Some Ohio State instructors have also contributed the following tips:
- Presentation software allows for rearranging the sequence of slides and easy copying of a slide. If a slide needs to be shown more than once during a presentation, it is best to use copies rather than moving the projection sequence backwards through several slides.
- Since the room has to be darkened in order for students to see the presentation clearly, students may need small ceiling lights in order to take notes. It is helpful if lighting arrangements are worked out in advance. As mentioned above, providing handouts of the presentation is particularly beneficial for the students and is easily done with most software programs.
- The use of laser or light pointers is helpful to highlight particular features of slides. These pointers are more effective than a hand gesture or a manual pointer since they are more visible.
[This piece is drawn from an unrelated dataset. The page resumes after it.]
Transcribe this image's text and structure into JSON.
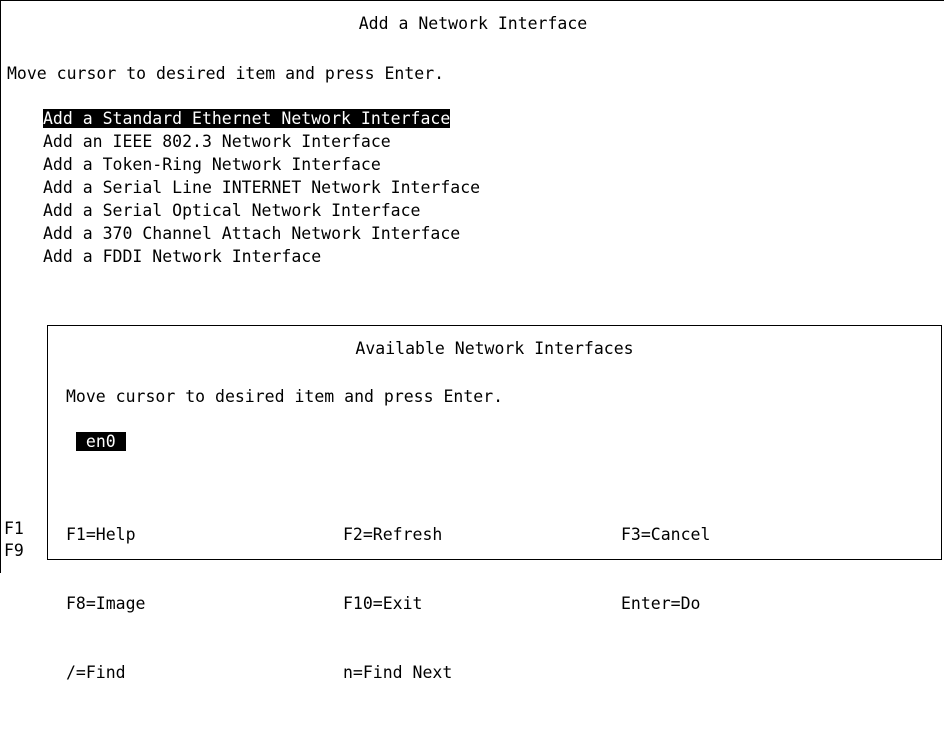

- Wireless remote controls allow the instructor to move about the room and check on the focus and visibility of the slides from the students’ perspective.
- Newer projectors automatically end presentations with a dark screen. Older projectors need to have a blank dark slide placed at the end in order to eliminate the blinding white projector light at the end of a slide series. Newer projectors also have less fan noise, but this feature also correlates with less air circulation and more projector heat, so that the use of the older style glass-mounted slides in new projectors should be avoided.
- Slides are an inexpensive way to add visual reference to a lecture and spice to the subject matter.